Between-groups comparison of behavioural change (continuous data)
Finally, we used a Mann-Whitney U test to compare the per cent change in mean time spent in a given behaviour (ie, from the baseline to treatment periods) in the control dogs versus in the experimental dogs. This between-groups analysis was done to determine whether there was a significant difference in the magnitude of change between the two groups. This analysis was run only for behaviours for which, in the results of the Wilcoxon signed-rank analyses, the probability of seeing the observed changes from the baseline to treatment periods by chance alone was ≤0.10.
Statistical analyses (hair cortisol)
We compared hair cortisol levels in the first (baseline) versus second (post-treatment) samples for the pair-housed (experimental) dogs and for the solitary (control) dogs, using Student’s t tests for paired samples. We also calculated the per cent change in cortisol from baseline to post-treatment period levels for the eight pair-housed and the four solitary dogs. To determine whether greater changes were seen in the pair-housed dogs than the solitary dogs (our original hypothesis), we then compared the relative changes in cortisol levels in the pair-housed versus solitary dogs using a two-tailed Student’s t test. Cortisol data were assessed with Shapiro-Wilk tests for normality prior to running the Student’s t tests.
All statistical analyses were done in XLSTAT (Addinsoft, Paris, France) or Minitab (Minitab, State College, Pennsylvania, USA). Significance was set at α=0.05. Given our small sample size and in common with similar analyses in Part and others (2014) and Beerda and others (2000), we did not correct for multiple comparisons, as we believe that would have greatly increased our chance of committing type II errors.
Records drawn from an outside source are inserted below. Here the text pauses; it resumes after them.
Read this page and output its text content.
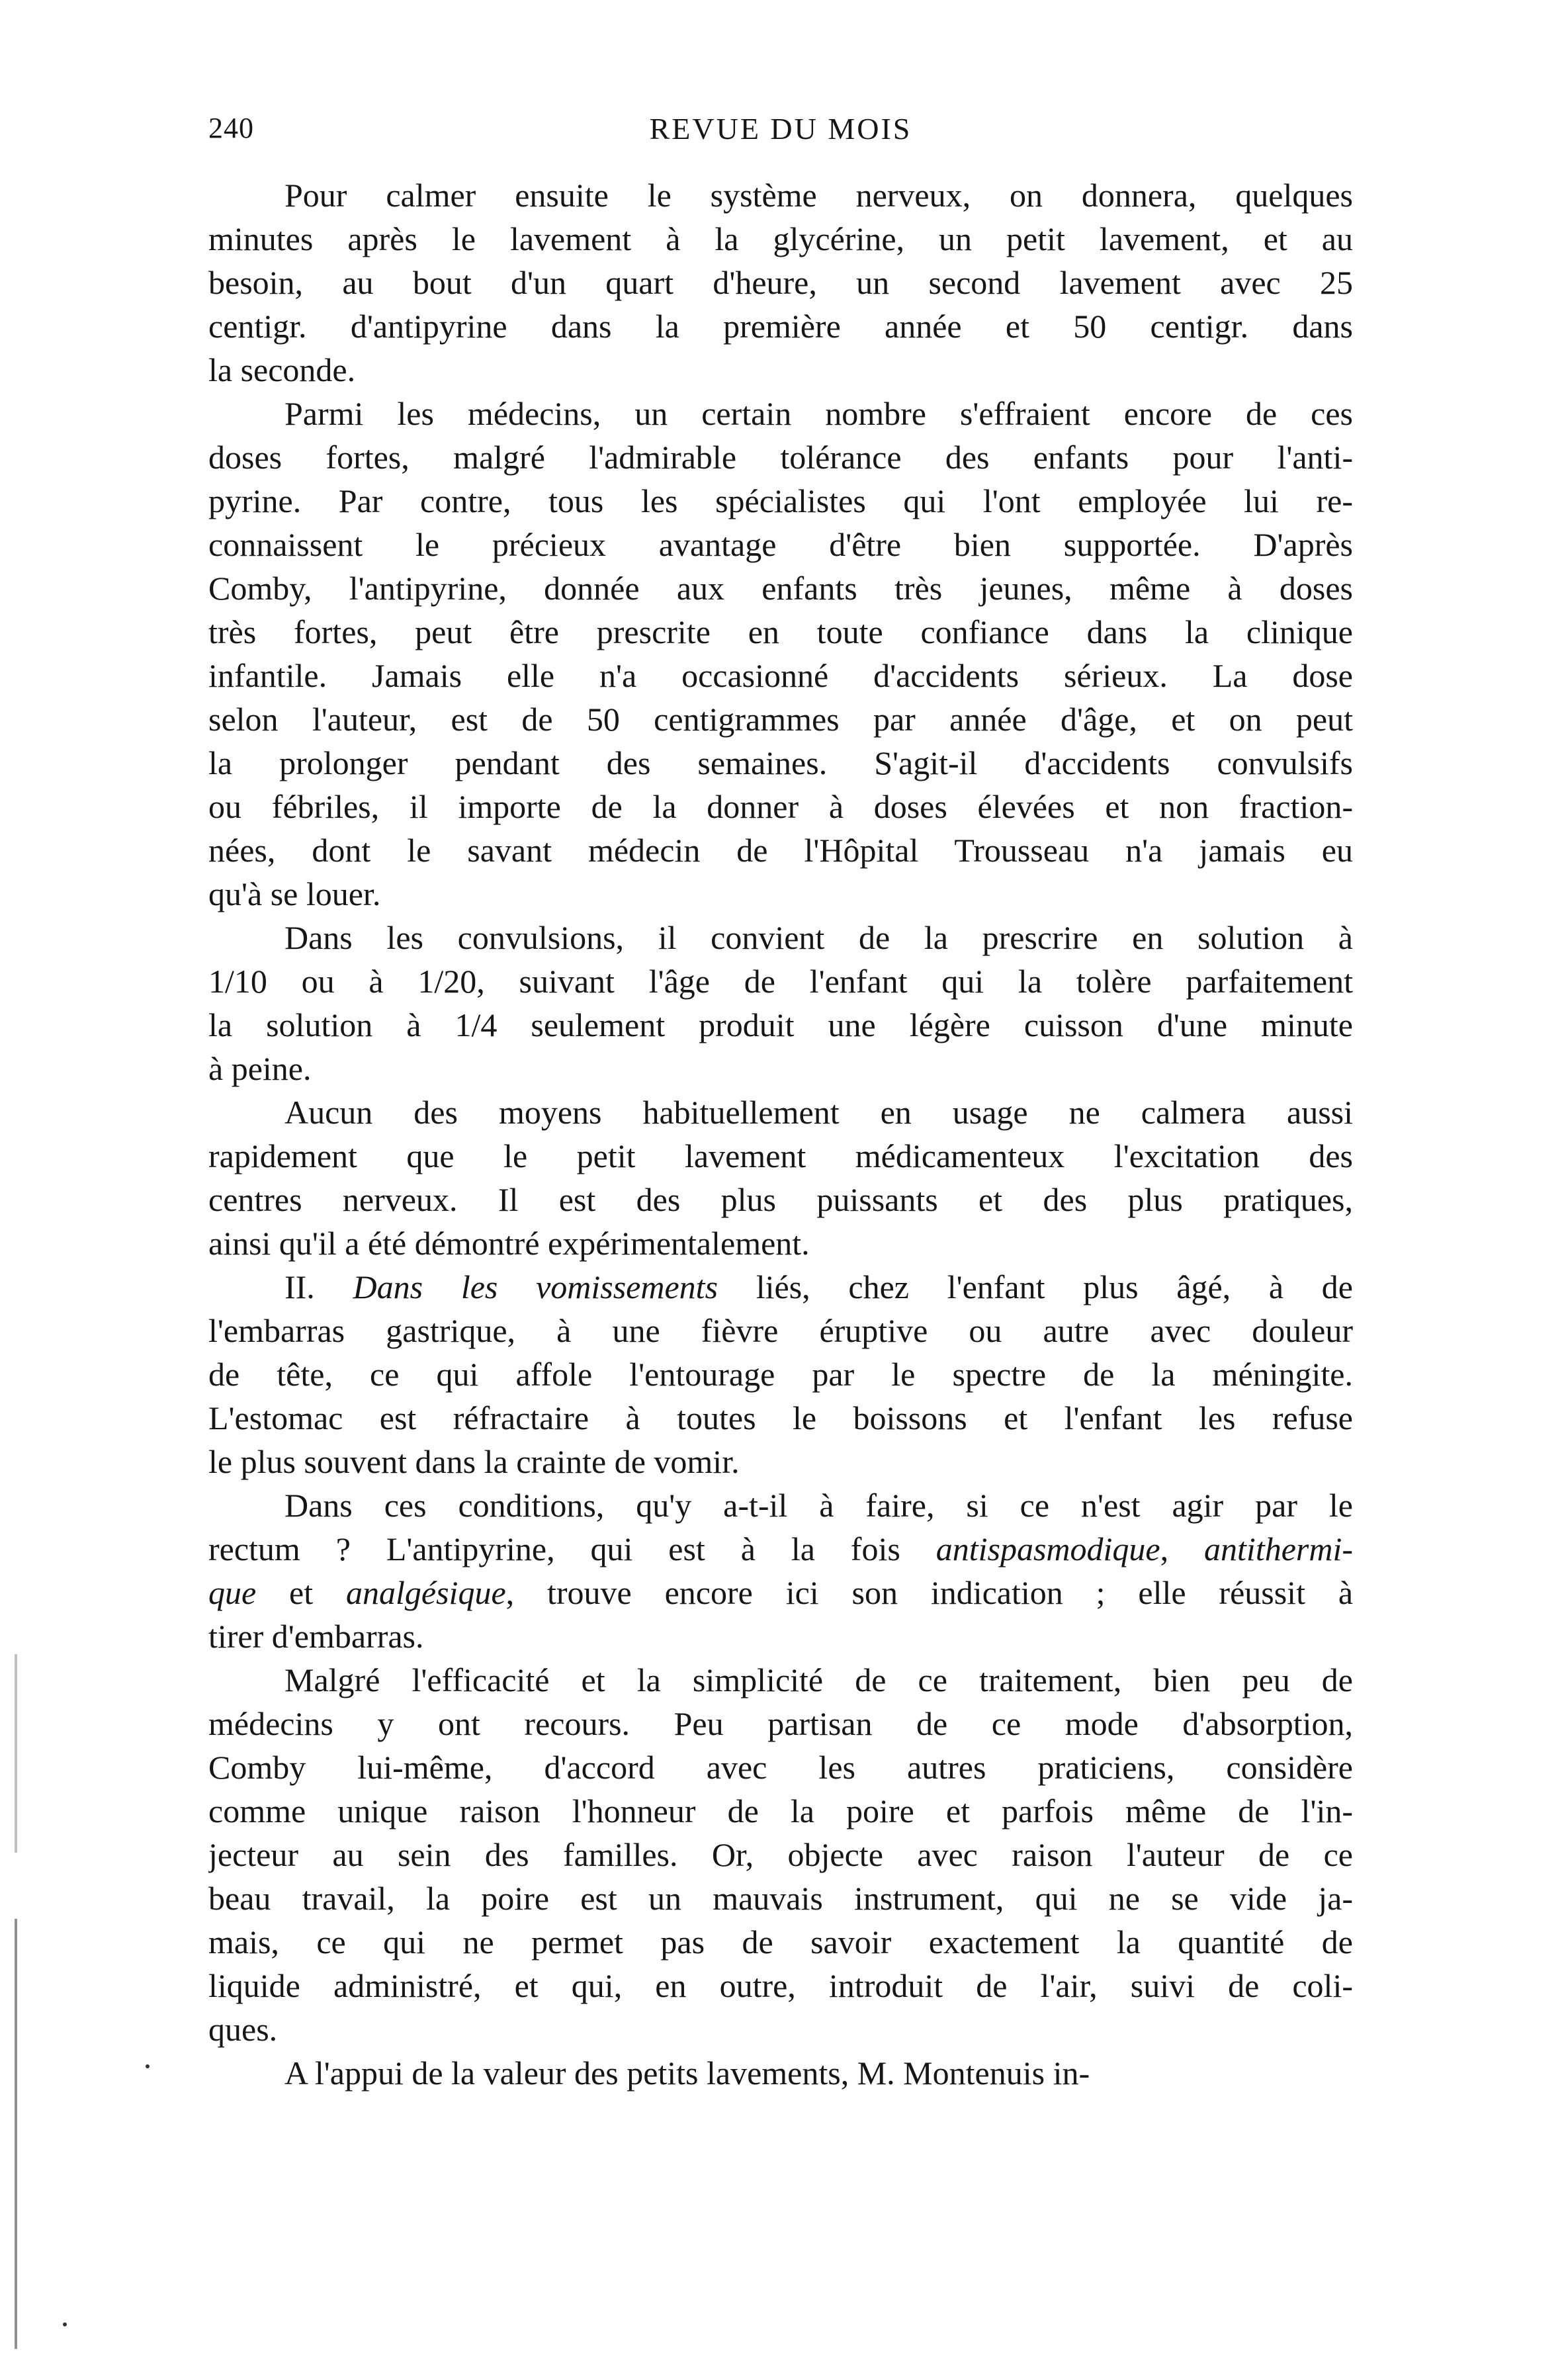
240	REVUE DU MOIS
Pour calmer ensuite le système nerveux, on donnera, quelques
minutes après le lavement à la glycérine, un petit lavement, et au
besoin, au bout d'un quart d'heure, un second lavement avec 25
centigr. d'antipyrine dans la première année et 50 centigr. dans
la seconde.
Parmi les médecins, un certain nombre s'effraient encore de ces
doses fortes, malgré l'admirable tolérance des enfants pour l'anti-
pyrine. Par contre, tous les spécialistes qui l'ont employée lui re-
connaissent le précieux avantage d'être bien supportée. D'après
Comby, l'antipyrine, donnée aux enfants très jeunes, même à doses
très fortes, peut être prescrite en toute confiance dans la clinique
infantile. Jamais elle n'a occasionné d'accidents sérieux. La dose
selon l'auteur, est de 50 centigrammes par année d'âge, et on peut
la prolonger pendant des semaines. S'agit-il d'accidents convulsifs
ou fébriles, il importe de la donner à doses élevées et non fraction-
nées, dont le savant médecin de l'Hôpital Trousseau n'a jamais eu
qu'à se louer.
Dans les convulsions, il convient de la prescrire en solution à
1/10 ou à 1/20, suivant l'âge de l'enfant qui la tolère parfaitement
la solution à 1/4 seulement produit une légère cuisson d'une minute
à peine.
Aucun des moyens habituellement en usage ne calmera aussi
rapidement que le petit lavement médicamenteux l'excitation des
centres nerveux. Il est des plus puissants et des plus pratiques,
ainsi qu'il a été démontré expérimentalement.
II. Dans les vomissements liés, chez l'enfant plus âgé, à de
l'embarras gastrique, à une fièvre éruptive ou autre avec douleur
de tête, ce qui affole l'entourage par le spectre de la méningite.
L'estomac est réfractaire à toutes le boissons et l'enfant les refuse
le plus souvent dans la crainte de vomir.
Dans ces conditions, qu'y a-t-il à faire, si ce n'est agir par le
rectum ? L'antipyrine, qui est à la fois antispasmodique, antithermi-
que et analgésique, trouve encore ici son indication ; elle réussit à
tirer d'embarras.
Malgré l'efficacité et la simplicité de ce traitement, bien peu de
médecins y ont recours. Peu partisan de ce mode d'absorption,
Comby lui-même, d'accord avec les autres praticiens, considère
comme unique raison l'honneur de la poire et parfois même de l'in-
jecteur au sein des familles. Or, objecte avec raison l'auteur de ce
beau travail, la poire est un mauvais instrument, qui ne se vide ja-
mais, ce qui ne permet pas de savoir exactement la quantité de
liquide administré, et qui, en outre, introduit de l'air, suivi de coli-
ques.
A l'appui de la valeur des petits lavements, M. Montenuis in-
We did use within-subjects comparisons and two concurrent approaches (continuous and instantaneous scan sampling) to better understand the behavioural data, and we looked for instances where results from one analysis method supported the other; nonetheless, our results should be viewed with this caveat in mind.
All dogs selected for pair housing passed the compatibility assessment (box 1) with no aggression between pair-housed dogs.
After removal of video footage during which a dog was out of view or not clearly visible due to low ambient lighting, 81 hours of video were included in the behavioural analyses.
Within-subjects (continuous data)
For the experimental dogs, slight declines were seen in the proportion of time dogs spent in stress-related behaviours, as well as in resting, from the baseline to the treatment periods (table 2A), although none were great enough to reach statistical significance. Two declines (barking and pacing) approached significance (barking: V=19, P=0.09; pacing: V=19, P=0.09). For the control dogs, no significant differences were seen between behaviours in the baseline versus treatment periods (P>0.2 for all comparisons; table 2B).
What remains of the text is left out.